Ao Observador, Rodrigo Gonçalves diz nada ter a ver com estas decisões tomadas pela sucessora: “O meu mandato terminou no dia 31 de julho de 2013, portanto já não era autarca em São Domingos de Benfica a essa data.”

As luzes de alarme acendem-se quando o novo jurista da junta fez a leitura de que a lei invocada para denunciar os contratos — a Lei Geral do Trabalho em Funções Públicas — se aplica apenas a pessoas singulares e não a pessoas coletivas. Mas também porque, nos 60 dias seguintes ao pré-aviso, aquelas empresas já não terão prestado mais serviços. O mesmo se terá passado com alguns colaboradores avençados. “Nenhum desses avençados ou dessas empresas voltou a aparecer depois das eleições”, garante uma fonte da junta ao Observador.

Os advogados da junta de São Domingos de Benfica avançaram então com uma queixa crime por toda aquela sucessão de decisões não lhes ter parecido apenas uma mera falha. E por o património da freguesia ter sido alegadamente lesado em mais de 40 mil euros, segundo as contas que fizeram, explicaram ao Observador.

Terceiro momento: poucos meses depois, cinco daquelas seis empresas — todas propriedade de militantes do PSD — eram contratadas pela Junta das Avenidas Novas presidida pelo pai de Rodrigo Gonçalves. Vários avençados cujos contratos tinham sido rescindidos em Benfica passavam a ser avençados também das Avenidas Novas. Questionado pelo Observador, Daniel Gonçalves não responde aos casos concretos: “Todas as empresas que fornecem serviços à Junta de Freguesia são selecionados apenas tendo em consideração a experiência, solidez, e as condições propostas para a prestação de serviços.
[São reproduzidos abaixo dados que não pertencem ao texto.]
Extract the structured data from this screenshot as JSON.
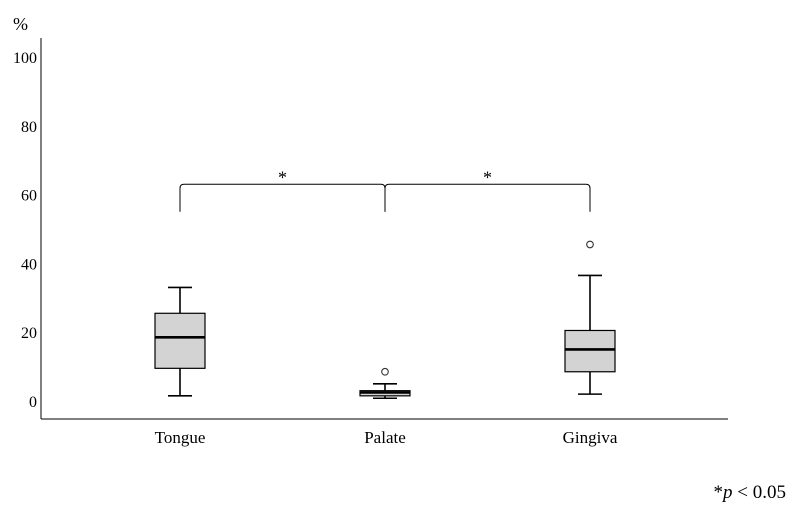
{
  "chart_data": {
    "type": "boxplot",
    "title": "",
    "xlabel": "",
    "ylabel": "%",
    "ylim": [
      -5,
      105
    ],
    "yticks": [
      0,
      20,
      40,
      60,
      80,
      100
    ],
    "ytick_labels": [
      "0",
      "20",
      "40",
      "60",
      "80",
      "100"
    ],
    "grid": false,
    "legend": "none",
    "box_fill": "#d3d3d3",
    "stroke_color": "#000000",
    "categories": [
      "Tongue",
      "Palate",
      "Gingiva"
    ],
    "boxes": [
      {
        "category": "Tongue",
        "whisker_low": 1.5,
        "q1": 9.5,
        "median": 18.5,
        "q3": 25.5,
        "whisker_high": 33,
        "outliers": []
      },
      {
        "category": "Palate",
        "whisker_low": 0.8,
        "q1": 1.5,
        "median": 2.5,
        "q3": 3.0,
        "whisker_high": 5.0,
        "outliers": [
          8.5
        ]
      },
      {
        "category": "Gingiva",
        "whisker_low": 2.0,
        "q1": 8.5,
        "median": 15.0,
        "q3": 20.5,
        "whisker_high": 36.5,
        "outliers": [
          45.5
        ]
      }
    ],
    "significance": [
      {
        "from": 0,
        "to": 1,
        "label": "*",
        "y": 63,
        "drop": 8
      },
      {
        "from": 1,
        "to": 2,
        "label": "*",
        "y": 63,
        "drop": 8
      }
    ],
    "footnote": {
      "prefix": "*",
      "italic": "p",
      "suffix": " < 0.05"
    }
  }
}
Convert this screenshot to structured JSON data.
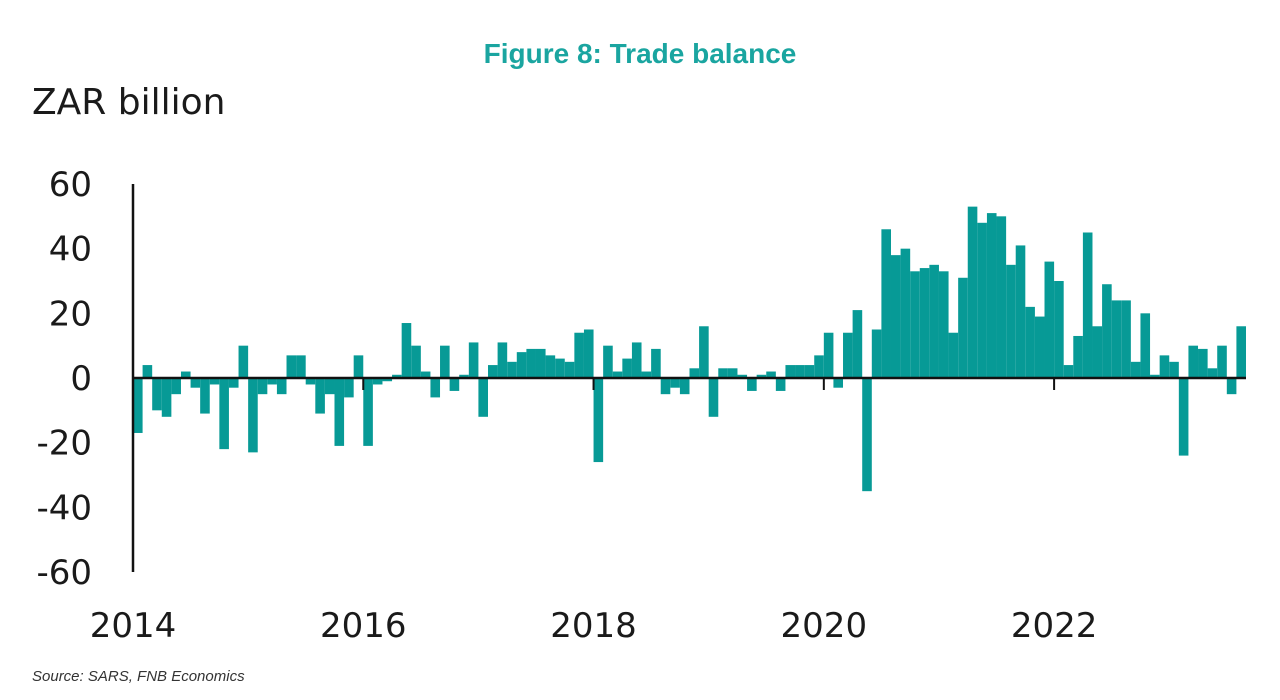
{
  "figure": {
    "title": "Figure 8: Trade balance",
    "unit_label": "ZAR billion",
    "source": "Source: SARS, FNB Economics"
  },
  "colors": {
    "bar": "#079a96",
    "axis": "#111111",
    "title": "#1aa5a0"
  },
  "chart_data": {
    "type": "bar",
    "title": "Figure 8: Trade balance",
    "xlabel": "",
    "ylabel": "ZAR billion",
    "ylim": [
      -60,
      60
    ],
    "yticks": [
      60,
      40,
      20,
      0,
      -20,
      -40,
      -60
    ],
    "ytick_labels": [
      "60",
      "40",
      "20",
      "0",
      "-20",
      "-40",
      "-60"
    ],
    "xticks": [
      2014,
      2016,
      2018,
      2020,
      2022
    ],
    "xtick_labels": [
      "2014",
      "2016",
      "2018",
      "2020",
      "2022"
    ],
    "start": "2014-01",
    "frequency": "monthly",
    "series": [
      {
        "name": "Trade balance",
        "values": [
          -17,
          4,
          -10,
          -12,
          -5,
          2,
          -3,
          -11,
          -2,
          -22,
          -3,
          10,
          -23,
          -5,
          -2,
          -5,
          7,
          7,
          -2,
          -11,
          -5,
          -21,
          -6,
          7,
          -21,
          -2,
          -1,
          1,
          17,
          10,
          2,
          -6,
          10,
          -4,
          1,
          11,
          -12,
          4,
          11,
          5,
          8,
          9,
          9,
          7,
          6,
          5,
          14,
          15,
          -26,
          10,
          2,
          6,
          11,
          2,
          9,
          -5,
          -3,
          -5,
          3,
          16,
          -12,
          3,
          3,
          1,
          -4,
          1,
          2,
          -4,
          4,
          4,
          4,
          7,
          14,
          -3,
          14,
          21,
          -35,
          15,
          46,
          38,
          40,
          33,
          34,
          35,
          33,
          14,
          31,
          53,
          48,
          51,
          50,
          35,
          41,
          22,
          19,
          36,
          30,
          4,
          13,
          45,
          16,
          29,
          24,
          24,
          5,
          20,
          1,
          7,
          5,
          -24,
          10,
          9,
          3,
          10,
          -5,
          16
        ]
      }
    ]
  }
}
Os contratos e as respetivas adjudicações encontram-se disponíveis no portal Basegov, dando seguimento à rígida política de transparência implementada pela Junta de Freguesia.” Apesar de um grande número de avençados nas Avenidas Novas coincidir com militantes do PSD, Daniel Gonçalves também nega a existência de favorecimento: “A filiação partidária, ou associativa dos membros das centenas de entidades que prestam serviços à Junta de Freguesia não são um critério de exclusão, ou inclusão, no âmbito da contratação pública. Na contratação pública os critérios de adjudicação estão definidos por Lei e são escrupulosamente cumpridos por esta entidade”.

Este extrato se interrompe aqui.